More problematic is that individuals experience transitory fluctuations in income over their careers, temporary rises and falls in income unrelated to overall trends over the life cycle. To examine the effect these transitory fluctuations have on the estimated income elasticity, let’s introduce some random ups and downs in father and son’s earnings. We can introduce these transitory fluctuations by treating our son_inc and father_inc variables as our average lifetime annual income and creating a new observation of annual income that includes a random increase or decrease relative to this average income.

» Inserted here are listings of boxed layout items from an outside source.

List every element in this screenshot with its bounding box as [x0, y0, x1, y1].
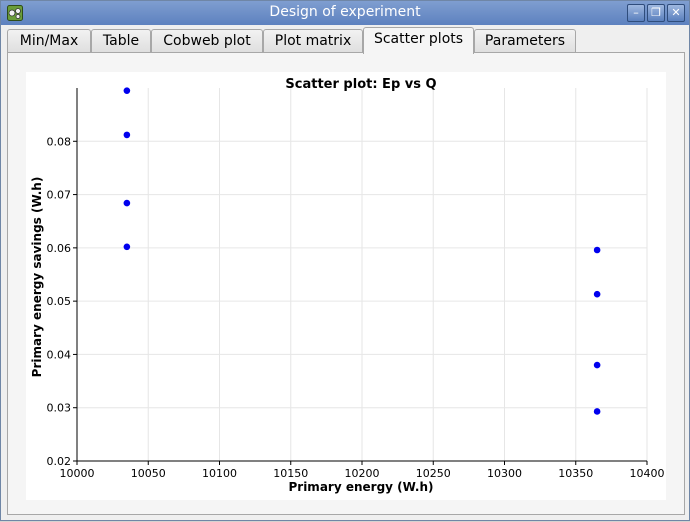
- x-tick-label: 10050: [131, 467, 166, 480]
- scatter-plots-panel: [7, 52, 685, 515]
- tab-cobweb-plot[interactable]: Cobweb plot: [151, 29, 263, 53]
- x-axis-ticks: 10000 10050 10100 10150 10200 10250 10300 10350…: [60, 461, 665, 480]
- y-tick-label: 0.03: [47, 402, 72, 415]
- app-icon: [7, 5, 23, 21]
- y-tick-label: 0.02: [47, 455, 72, 468]
- data-point: [593, 290, 601, 298]
- data-point: [123, 131, 131, 139]
- data-point: [123, 87, 131, 94]
- y-tick-label: 0.05: [47, 295, 72, 308]
- y-tick-label: 0.08: [47, 135, 72, 148]
- data-points: [123, 87, 601, 415]
- window-title: Design of experiment: [269, 4, 421, 20]
- tab-scatter-plots[interactable]: Scatter plots: [363, 27, 474, 54]
- tab-table[interactable]: Table: [91, 29, 151, 53]
- tab-parameters[interactable]: Parameters: [474, 29, 576, 53]
- tab-min-max[interactable]: Min/Max: [7, 29, 91, 53]
- close-button[interactable]: ✕: [667, 4, 685, 22]
- data-point: [123, 199, 131, 207]
- plot-area-background: [26, 72, 666, 500]
- x-tick-label: 10250: [416, 467, 451, 480]
- data-point: [593, 361, 601, 369]
- title-bar[interactable]: Design of experiment – ❐ ✕: [1, 1, 689, 25]
- grid-lines: [77, 88, 648, 461]
- y-tick-label: 0.07: [47, 189, 72, 202]
- data-point: [123, 243, 131, 251]
- x-tick-label: 10150: [273, 467, 308, 480]
- y-axis-ticks: 0.02 0.03 0.04 0.05 0.06 0.07 0.08: [47, 135, 77, 468]
- chart-title: Scatter plot: Ep vs Q: [285, 77, 436, 92]
- data-point: [593, 246, 601, 254]
- tab-plot-matrix[interactable]: Plot matrix: [263, 29, 363, 53]
- data-point: [593, 408, 601, 415]
- y-axis-label: Primary energy savings (W.h): [30, 177, 44, 378]
- x-tick-label: 10200: [345, 467, 380, 480]
- x-tick-label: 10000: [60, 467, 95, 480]
- x-tick-label: 10300: [487, 467, 522, 480]
- x-tick-label: 10100: [202, 467, 237, 480]
- restore-button[interactable]: ❐: [647, 4, 665, 22]
- y-tick-label: 0.04: [47, 348, 72, 361]
- minimize-button[interactable]: –: [627, 4, 645, 22]
- x-tick-label: 10350: [558, 467, 593, 480]
- x-axis-label: Primary energy (W.h): [288, 480, 433, 494]
- y-tick-label: 0.06: [47, 242, 72, 255]
- x-tick-label: 10400: [630, 467, 665, 480]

. gen father_income_shock = (runiform()-.5) . gen transitory_father_inc = father_inc * (1+father_income_shock) . gen log_transitory_father_inc = ln(transitory_father_inc) . gen son_income_shock = (runiform()-.5) . gen transitory_son_inc = son_inc * (1+son_income_shock) . gen log_transitory_son_inc = ln(transitory_son_inc)
In the above commands, we have adjusted incomes by a random percentage ranging with a uniform probability between negative 50% and positive 50%. We can think of these new incomes as observations of a single year of income and the original income variables as observations of the true lifetime average annual income. Now we can see the impact of using one year’s earnings rather than average annual earnings on our estimate of intergenerational income elasticity:
. reg log_transitory_son_inc log_transitory_father_inc Source │ SS df MS Number of obs = 5,000 ─────────────┼────────────────────────────────── F(1, 4998) = 375.64 Model │ 378.21947 1 378.21947 Prob > F = 0.0000 Residual │ 5032.31492 4,998 1.00686573 R-squared = 0.0699 ─────────────┼────────────────────────────────── Adj R-squared = 0.0697 Total │ 5410.53439 4,999 1.08232334 Root MSE = 1.0034 ──────────────────────────┬──────────────────────────────────────────────────────────────── log_transitory_son_inc │ Coef. Std. Err. t P>|t| [95% Conf. Interval] ──────────────────────────┼──────────────────────────────────────────────────────────────── log_transitory_father_inc │ .3632171 .0187405 19.38 0.000 .3264776 .3999566 _cons │ 6.063303 .1888758 32.10 0.000 5.693024 6.433583 ──────────────────────────┴────────────────────────────────────────────────────────────────
Our estimated intergenerational elasticity is now reduced to 0.36, a rather substantial attenuation bias that would lead us to overestimate the extent of intergenerational mobility. For how transitory fluctuations impact real data, consider Table 2 in Solon (1992), our source for our empirical elasticity estimate. The estimates in this table demonstrate a clear increase in estimated intergenerational income elasticities as more periods are used to construct average incomes. In a more recent example, Mazumder (2005) finds large changes in the intergenerational income elasticity when using a single observation of annual income versus an average of several years of annual income observations (see Figure 4). One important difference is that our random income shocks may be a bit different than real world random income shocks. In particular, Mazumder notes that transitory income shocks may exhibit some persistence. This autocorrelation in real-world transitory shocks will further weaken the association between father and son incomes, creating a greater attenuation of the intergenerational income elasticity estimate.